At the opening, a child is woken up by ominous bumps in the night. A shed door ominously slams. In the garage, nails holding up a hammer drop ominously from the wall, making the hammer ominously drop, coincidentally (and ominously) on to a family portrait. The team well, Justine and Douglas are asked by the girl's father (James Fleet, a difficult man to take seriously after playing the wally in Four Weddings and a Funeral) to check out the goings on. Mysteriously (and, quite possibly, ominously), he has some cuts on his arm that he doesn't remember happening.
Then comes the bit where Douglas looks around the family's house without bothering to turn the lights on. The bathroom seems particularly fascinating to him, which the director underlines by trying to make a bog-standard shower look super-creepy. The point-of-view shots from the inside of a clothes-dryer in the garage were probably supposed to suggest something creepy too, but it wasn't working on me.

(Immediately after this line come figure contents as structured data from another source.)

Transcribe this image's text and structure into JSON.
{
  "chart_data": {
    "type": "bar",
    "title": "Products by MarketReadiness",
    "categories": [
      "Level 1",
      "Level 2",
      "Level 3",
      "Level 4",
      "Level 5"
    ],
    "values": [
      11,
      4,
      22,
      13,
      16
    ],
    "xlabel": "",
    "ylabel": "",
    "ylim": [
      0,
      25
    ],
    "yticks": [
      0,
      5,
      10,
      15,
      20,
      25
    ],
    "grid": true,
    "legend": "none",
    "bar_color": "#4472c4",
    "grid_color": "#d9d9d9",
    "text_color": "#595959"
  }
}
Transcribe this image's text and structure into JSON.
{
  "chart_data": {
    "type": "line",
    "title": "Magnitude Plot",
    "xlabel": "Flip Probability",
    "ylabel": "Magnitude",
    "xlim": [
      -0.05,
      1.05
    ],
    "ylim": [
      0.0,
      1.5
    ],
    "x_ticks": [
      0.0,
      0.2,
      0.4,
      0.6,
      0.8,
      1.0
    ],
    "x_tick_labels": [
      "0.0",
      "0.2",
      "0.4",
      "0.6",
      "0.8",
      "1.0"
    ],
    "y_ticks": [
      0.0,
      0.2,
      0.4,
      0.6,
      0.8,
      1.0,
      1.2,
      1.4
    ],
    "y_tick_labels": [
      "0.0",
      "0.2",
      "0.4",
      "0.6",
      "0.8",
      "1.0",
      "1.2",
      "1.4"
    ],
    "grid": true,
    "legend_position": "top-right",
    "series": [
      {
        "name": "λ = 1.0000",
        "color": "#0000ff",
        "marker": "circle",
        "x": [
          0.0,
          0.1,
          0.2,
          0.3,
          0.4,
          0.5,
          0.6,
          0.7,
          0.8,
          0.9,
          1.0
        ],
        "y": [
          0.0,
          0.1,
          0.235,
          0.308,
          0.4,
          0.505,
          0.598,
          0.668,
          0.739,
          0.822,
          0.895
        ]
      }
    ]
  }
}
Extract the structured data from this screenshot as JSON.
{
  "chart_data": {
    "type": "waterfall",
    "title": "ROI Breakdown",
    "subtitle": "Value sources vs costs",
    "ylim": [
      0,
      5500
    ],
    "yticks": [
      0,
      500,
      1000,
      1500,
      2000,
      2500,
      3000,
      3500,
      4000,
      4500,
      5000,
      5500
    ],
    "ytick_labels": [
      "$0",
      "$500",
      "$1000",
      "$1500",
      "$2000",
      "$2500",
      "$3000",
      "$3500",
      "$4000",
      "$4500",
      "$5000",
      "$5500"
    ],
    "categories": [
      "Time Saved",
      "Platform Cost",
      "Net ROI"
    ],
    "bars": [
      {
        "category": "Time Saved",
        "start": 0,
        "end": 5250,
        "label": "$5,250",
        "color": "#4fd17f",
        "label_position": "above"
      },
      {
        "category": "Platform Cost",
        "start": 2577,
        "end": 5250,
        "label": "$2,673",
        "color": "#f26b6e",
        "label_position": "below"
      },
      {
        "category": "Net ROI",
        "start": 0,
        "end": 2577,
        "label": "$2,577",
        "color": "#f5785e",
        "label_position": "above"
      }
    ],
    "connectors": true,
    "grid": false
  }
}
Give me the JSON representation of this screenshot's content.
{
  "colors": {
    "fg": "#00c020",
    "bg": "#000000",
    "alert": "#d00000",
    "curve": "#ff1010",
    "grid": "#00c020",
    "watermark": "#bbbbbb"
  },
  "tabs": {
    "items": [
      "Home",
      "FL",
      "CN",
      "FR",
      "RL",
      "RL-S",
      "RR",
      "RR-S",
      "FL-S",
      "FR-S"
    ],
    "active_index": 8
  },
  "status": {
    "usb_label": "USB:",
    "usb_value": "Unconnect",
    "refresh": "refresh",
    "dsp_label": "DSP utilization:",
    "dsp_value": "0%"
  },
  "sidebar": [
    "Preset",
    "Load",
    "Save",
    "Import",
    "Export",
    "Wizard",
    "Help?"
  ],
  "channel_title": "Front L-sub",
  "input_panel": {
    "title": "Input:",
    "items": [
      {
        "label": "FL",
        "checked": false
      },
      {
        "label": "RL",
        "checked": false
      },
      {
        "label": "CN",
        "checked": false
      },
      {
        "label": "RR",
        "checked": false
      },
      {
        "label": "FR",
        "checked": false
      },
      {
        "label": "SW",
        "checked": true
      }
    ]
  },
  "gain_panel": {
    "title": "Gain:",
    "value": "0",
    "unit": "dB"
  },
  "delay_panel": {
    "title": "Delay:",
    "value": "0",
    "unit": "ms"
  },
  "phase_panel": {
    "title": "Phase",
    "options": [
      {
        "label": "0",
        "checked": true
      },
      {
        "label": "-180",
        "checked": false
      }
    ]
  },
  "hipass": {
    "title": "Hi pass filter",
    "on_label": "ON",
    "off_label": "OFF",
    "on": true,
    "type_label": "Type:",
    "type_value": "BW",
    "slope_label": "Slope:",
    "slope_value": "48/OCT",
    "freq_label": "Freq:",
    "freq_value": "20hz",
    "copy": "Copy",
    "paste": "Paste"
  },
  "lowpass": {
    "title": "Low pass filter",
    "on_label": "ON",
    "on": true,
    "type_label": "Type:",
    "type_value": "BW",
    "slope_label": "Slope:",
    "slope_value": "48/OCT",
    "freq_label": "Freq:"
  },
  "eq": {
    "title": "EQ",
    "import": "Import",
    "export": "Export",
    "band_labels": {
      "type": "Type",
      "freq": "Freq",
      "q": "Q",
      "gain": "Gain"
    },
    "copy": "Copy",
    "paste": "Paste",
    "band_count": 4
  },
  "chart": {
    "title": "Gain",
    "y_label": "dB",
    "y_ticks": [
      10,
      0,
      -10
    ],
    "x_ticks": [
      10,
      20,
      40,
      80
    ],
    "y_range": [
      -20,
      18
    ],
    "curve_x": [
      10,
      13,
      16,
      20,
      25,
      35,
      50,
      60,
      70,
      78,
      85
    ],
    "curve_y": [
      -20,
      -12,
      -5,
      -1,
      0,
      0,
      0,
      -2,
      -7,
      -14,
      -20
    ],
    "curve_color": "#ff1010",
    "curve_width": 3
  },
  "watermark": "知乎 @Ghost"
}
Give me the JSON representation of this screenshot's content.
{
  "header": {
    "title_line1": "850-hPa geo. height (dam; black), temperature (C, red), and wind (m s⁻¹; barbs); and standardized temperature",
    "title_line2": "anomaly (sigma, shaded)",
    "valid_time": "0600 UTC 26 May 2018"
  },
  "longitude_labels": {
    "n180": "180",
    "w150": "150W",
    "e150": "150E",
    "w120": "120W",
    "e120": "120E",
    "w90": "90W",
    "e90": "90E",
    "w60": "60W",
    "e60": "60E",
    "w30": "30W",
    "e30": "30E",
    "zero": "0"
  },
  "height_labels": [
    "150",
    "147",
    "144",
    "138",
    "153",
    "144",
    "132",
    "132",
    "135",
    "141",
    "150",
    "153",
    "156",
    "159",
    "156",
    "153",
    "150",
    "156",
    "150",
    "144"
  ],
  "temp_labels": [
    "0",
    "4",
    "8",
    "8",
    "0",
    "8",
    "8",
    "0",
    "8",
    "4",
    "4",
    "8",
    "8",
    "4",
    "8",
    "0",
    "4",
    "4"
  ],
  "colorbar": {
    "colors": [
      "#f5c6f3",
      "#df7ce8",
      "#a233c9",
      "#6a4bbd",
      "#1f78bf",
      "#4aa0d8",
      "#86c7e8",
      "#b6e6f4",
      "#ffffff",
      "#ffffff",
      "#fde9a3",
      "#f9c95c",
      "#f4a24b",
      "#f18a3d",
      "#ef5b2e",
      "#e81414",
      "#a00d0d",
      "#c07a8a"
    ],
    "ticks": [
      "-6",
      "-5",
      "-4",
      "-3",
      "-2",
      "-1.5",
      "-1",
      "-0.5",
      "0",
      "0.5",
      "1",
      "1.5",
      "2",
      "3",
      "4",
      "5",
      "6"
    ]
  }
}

Then the family is shocked and appalled when they pull their roast chicken out of the oven and find cigarette butts stubbed out all over it, thus indicating to us that if there is indeed a ghost at work it's probably incredibly evil, as only really demonic types seem to smoke on TV these days.
By the time the team was finding mysterious numbers drawn into the steam on the shower, the show was barely half over. But I'd had more than enough already. If I'd genuinely hated Sea Of Souls, I probably would've kept watching to get more ammo to annihilate it with. Yet I didn't care enough to even do that. I find it so difficult to muster up any kind of feeling for the show other than a mild sense of boredom that by the time you read my next review I'll probably have forgotten I even wrote this one.